Nos contraintes financières nous ont poussés à revoir nos ambitions. Cependant, nos auditions et notre déplacement à Genève nous ont permis de conclure à l'existence de deux multilatéralismes. Il y a en effet un multilatéralisme « de club », celui des grands fonds verticaux qui passent par des contributions volontaires - chaque pays y contribue à la hauteur de ses ambitions, en ciblant ses priorités géographiques et ses ambitions. C'est bien, mais cela ne peut pas remplacer le multilatéralisme universel, qui est celui de l'OMS et dont le pilier est la solidarité.
Pour que celui-ci fonctionne, pour sécuriser le fonctionnement des grandes institutions onusiennes, les contributions doivent être obligatoires, et la coopération sanitaire et scientifique doit se faire dans une logique universelle. Sinon, nous courons le risque d'avoir des trous dans la raquette, avec des conséquences potentiellement dramatiques, y compris chez nous, par exemple en termes de sécurité sanitaire.

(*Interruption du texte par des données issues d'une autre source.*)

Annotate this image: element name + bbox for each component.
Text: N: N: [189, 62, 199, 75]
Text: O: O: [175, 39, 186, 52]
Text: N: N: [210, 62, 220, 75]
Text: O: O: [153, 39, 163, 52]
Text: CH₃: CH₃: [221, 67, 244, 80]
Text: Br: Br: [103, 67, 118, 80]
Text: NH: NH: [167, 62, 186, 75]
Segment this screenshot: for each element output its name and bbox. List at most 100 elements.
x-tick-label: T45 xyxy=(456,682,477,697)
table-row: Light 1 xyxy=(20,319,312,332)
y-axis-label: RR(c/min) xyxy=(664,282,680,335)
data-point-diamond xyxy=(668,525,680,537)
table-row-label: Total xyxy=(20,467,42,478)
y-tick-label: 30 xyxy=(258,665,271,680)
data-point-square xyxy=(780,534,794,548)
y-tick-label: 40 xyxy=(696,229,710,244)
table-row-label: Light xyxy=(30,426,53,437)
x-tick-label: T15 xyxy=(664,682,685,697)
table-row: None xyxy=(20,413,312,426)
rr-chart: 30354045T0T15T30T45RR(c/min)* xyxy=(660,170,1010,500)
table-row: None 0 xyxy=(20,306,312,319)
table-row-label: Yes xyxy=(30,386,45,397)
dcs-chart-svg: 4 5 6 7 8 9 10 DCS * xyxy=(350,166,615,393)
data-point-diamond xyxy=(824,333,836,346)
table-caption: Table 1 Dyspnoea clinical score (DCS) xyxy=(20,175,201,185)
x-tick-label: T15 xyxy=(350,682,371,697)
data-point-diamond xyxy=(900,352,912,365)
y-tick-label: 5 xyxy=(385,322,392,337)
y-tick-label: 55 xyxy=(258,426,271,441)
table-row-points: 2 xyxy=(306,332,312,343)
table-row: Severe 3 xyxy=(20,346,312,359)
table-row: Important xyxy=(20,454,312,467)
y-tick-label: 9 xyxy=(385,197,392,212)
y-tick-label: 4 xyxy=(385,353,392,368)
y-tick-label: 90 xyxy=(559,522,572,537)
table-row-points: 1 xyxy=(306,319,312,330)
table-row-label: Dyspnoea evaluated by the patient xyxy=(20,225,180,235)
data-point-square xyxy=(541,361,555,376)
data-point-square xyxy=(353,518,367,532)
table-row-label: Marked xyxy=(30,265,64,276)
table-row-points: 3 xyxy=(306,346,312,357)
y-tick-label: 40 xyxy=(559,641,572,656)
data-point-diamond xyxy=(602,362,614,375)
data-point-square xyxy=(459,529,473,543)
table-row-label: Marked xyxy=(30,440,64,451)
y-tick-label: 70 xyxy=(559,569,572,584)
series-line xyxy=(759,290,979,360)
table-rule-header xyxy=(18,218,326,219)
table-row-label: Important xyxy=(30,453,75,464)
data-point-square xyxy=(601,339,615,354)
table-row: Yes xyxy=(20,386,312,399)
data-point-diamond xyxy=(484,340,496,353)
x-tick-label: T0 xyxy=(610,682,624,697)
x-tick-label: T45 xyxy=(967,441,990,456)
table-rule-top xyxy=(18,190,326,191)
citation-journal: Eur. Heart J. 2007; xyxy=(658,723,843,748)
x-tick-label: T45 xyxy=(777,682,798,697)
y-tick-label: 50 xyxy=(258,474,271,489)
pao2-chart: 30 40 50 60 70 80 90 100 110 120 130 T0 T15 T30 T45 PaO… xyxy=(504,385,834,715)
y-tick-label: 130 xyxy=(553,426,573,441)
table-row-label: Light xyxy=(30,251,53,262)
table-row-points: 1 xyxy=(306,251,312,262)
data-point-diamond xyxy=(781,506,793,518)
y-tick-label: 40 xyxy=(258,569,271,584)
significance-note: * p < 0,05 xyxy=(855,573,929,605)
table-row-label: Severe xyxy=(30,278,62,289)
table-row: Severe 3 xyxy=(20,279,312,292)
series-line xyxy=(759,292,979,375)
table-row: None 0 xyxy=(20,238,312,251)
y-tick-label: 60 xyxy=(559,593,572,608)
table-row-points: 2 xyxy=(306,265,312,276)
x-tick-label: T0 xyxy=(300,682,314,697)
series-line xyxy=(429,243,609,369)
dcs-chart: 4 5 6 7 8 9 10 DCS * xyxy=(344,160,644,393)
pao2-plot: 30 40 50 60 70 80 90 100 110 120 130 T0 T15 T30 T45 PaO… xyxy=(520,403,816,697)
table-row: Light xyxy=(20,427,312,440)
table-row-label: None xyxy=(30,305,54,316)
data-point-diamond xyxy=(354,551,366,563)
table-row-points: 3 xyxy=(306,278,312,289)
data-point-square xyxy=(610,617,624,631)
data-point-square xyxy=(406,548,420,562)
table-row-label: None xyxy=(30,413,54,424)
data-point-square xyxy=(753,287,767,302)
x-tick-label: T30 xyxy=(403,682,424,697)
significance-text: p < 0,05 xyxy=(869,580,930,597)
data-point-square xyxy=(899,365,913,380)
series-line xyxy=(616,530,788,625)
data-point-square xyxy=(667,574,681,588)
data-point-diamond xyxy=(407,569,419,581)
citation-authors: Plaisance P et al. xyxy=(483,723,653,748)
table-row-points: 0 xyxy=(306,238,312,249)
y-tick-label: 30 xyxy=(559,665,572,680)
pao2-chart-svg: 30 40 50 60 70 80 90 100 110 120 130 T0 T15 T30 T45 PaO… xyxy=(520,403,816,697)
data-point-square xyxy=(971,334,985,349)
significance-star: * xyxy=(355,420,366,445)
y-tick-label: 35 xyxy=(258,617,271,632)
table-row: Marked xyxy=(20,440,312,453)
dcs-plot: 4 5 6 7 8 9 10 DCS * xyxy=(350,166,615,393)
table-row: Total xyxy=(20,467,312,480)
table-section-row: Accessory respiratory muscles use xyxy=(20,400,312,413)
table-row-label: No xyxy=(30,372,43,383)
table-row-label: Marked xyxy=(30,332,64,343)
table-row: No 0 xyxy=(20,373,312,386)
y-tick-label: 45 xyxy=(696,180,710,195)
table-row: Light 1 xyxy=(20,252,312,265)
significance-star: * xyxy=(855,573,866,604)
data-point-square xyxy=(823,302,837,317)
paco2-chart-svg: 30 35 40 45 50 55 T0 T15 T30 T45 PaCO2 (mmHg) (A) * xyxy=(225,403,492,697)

La question qui se pose à nous est la suivante : suivons-nous la marche des États-Unis et de l'Argentine, qui vient de se retirer également de l'OMS ? Devenons-nous, en quelque sorte, des négociateurs ? Entrons-nous dans ce bras de fer ? Ou, au contraire, décidons-nous de montrer l'exemple et de convaincre les autres pays européens, qui, pour l'instant, sont sur la même ligne que nous ? Il y a un multilatéralisme universel qu'il faut respecter : nous le défendrons jusqu'au bout !
La commission a adopté les recommandations des rapporteurs spéciaux et autorisé la publication de leurs communications sous la forme d'un rapport d'information.